San Diego, CA  July 25, 2013

An excerpt from the statement released by the Federal Reserve this June 19th says: To support a stronger economic recovery and to help ensure that inflation, over time, is at the rate most consistent with its dual mandate, the Committee decided to continue purchasing additional agency mortgage-backed securities at a pace of $ 40 billion per month and longer-term Treasury securities at a pace of $ 45 billion per month. The Committee is maintaining its existing policy of reinvesting principal payments from its holdings of agency debt and agency mortgage-backed securities in agency mortgage-backed securities and of rolling over maturing Treasury securities at auction. Taken together, these actions should maintain downward pressure on longer-term interest rates, support mortgage markets, and help to make broader financial conditions more accommodative.

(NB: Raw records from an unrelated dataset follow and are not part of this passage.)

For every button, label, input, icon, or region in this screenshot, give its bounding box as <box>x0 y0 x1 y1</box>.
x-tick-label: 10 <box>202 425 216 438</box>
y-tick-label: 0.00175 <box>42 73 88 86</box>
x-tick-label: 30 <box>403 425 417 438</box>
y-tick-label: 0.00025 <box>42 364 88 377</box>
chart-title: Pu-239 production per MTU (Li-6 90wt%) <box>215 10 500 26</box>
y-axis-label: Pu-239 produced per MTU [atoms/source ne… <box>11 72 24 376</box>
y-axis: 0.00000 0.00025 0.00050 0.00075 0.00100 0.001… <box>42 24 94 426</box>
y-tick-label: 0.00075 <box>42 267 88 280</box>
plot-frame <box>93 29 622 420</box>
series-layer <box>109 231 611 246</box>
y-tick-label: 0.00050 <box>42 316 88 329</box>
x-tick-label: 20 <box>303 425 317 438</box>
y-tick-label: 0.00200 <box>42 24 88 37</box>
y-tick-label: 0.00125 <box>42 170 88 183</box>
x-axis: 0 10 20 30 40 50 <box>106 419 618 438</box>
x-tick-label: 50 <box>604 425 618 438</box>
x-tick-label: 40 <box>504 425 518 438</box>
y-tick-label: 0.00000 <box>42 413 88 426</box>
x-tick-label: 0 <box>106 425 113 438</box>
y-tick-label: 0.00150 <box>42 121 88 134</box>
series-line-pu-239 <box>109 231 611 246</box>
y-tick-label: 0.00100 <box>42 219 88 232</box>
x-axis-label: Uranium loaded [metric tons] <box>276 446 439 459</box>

This statement reassures investors that the Fed is not planning to cut the bonds buying part of the program, which was what many mistook an earlier statement to mean and which subsequently caused the rapid rate increases. The statement goes on to ensure that this will not be a decision that happens over night: In determining how long to maintain a highly accommodative stance of monetary policy, the Committee will also consider other information, including additional measures of labor market conditions, indicators of inflation pressures and inflation expectations, and readings on financial developments. When the Committee decides to begin to remove policy accommodation, it will take a balanced approach consistent with its longer-run goals of maximum employment and inflation of 2 percent.